Wegelin used its correspondent bank account at UBS to help US taxpayers with undeclared accounts repatriate money that they had hidden at Wegelin.

This was often done in a manner designed to evade detection by US authorities. For example, US taxpayers routinely asked Wegelin to issue and send them cheques, which were drawn on Wegelin's correspondent bank account, and that represented funds held in their secret accounts at the bank.

"In the wake of the US investigation of UBS, members of Wegelin's senior management decided to take steps to capture the illegal business that UBS had exited to capitalise on the business opportunity this presented," the Department of Justice said.

Wegelin employees told various US taxpayer clients that their undeclared accounts would not be disclosed to the US authorities because the bank had a long tradition of secrecy.
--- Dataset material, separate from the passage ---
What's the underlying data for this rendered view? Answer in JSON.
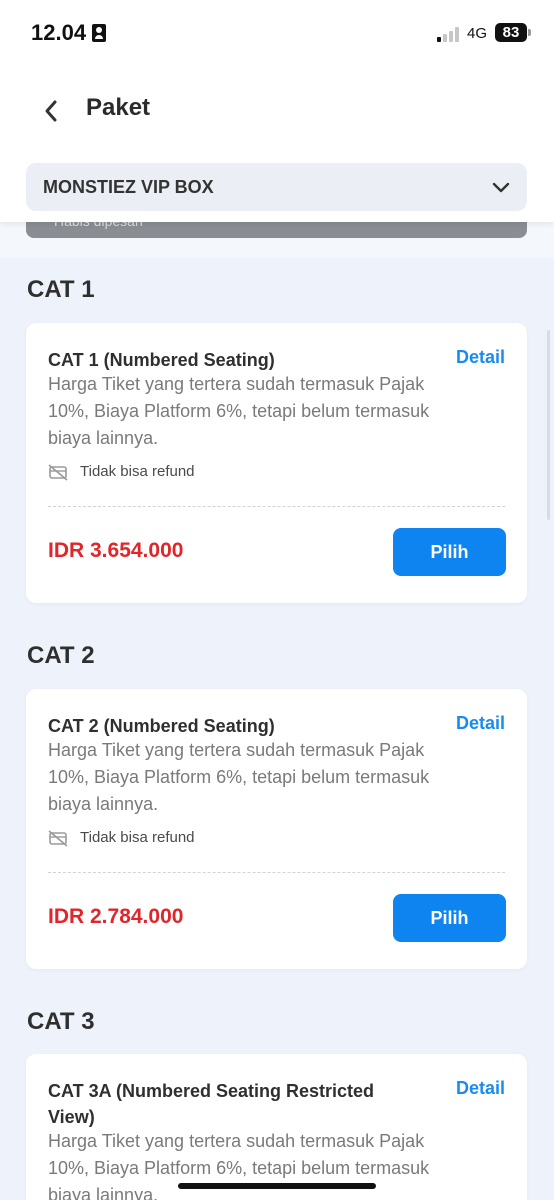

They also persuaded US taxpayer clients to transfer assets from UBS to Wegelin by emphasising that, unlike UBS, Wegelin did not have offices outside of Switzerland and was therefore less vulnerable to US law enforcement pressure.

"Today's guilty plea is a watershed moment in our efforts to hold to account both the individuals and the banks - wherever they may be in the world - who are engaging in unlawful conduct that deprives the US Treasury of billions of dollars of tax revenue," said US Attorney Preet Bharara. "We will continue our efforts until this practice is eliminated in its entirety."

Wegelin gives a fierce warning to any other foreign banks assisting US citizens with tax evasion, given the success of the IRS investigation team and the knowledge obtained about the methods used by Wegelin.

Though the true watershed moment in the US's fight against FFIs helping its citizens evade tax is the recent introduction of FATCA, and particularly the implementation of the passthru payment rule in 2017.

John Taylor, of King & Spalding, said when the passthru payment rule takes effect, FFIs will have to come to terms with FATCA no matter what.

"Under the passthru payment provision in FATCA, which takes effect in 2017, Wegelin does not have to have a direct relationship with the United States to be caught by FATCA. For example, Wegelin may still be subject to FATCA passthru withholding on payments received from non-US banks unless it becomes FATCA compliant ," said Taylor.


"If an FFI wants to do business with an international client base then it will have to come to terms with FATCA one way or another," he added.

Wegelin has agreed to pay approximately $20 million in restitution to the IRS and to pay a $22.05 million fine.

In addition, Wegelin agreed to the civil forfeiture of an additional $15.8 million, representing the gross fees earned by the bank on the undeclared accounts of US taxpayers.

Together with the April 2012 forfeiture of over $16.2 million from Wegelin's correspondent bank account, this amounts to a total recovery to the US of approximately $74 million.

"Once the matter is finally concluded, Wegelin will cease to operate as a bank," said Wegelin spokesman Albena Bjorck.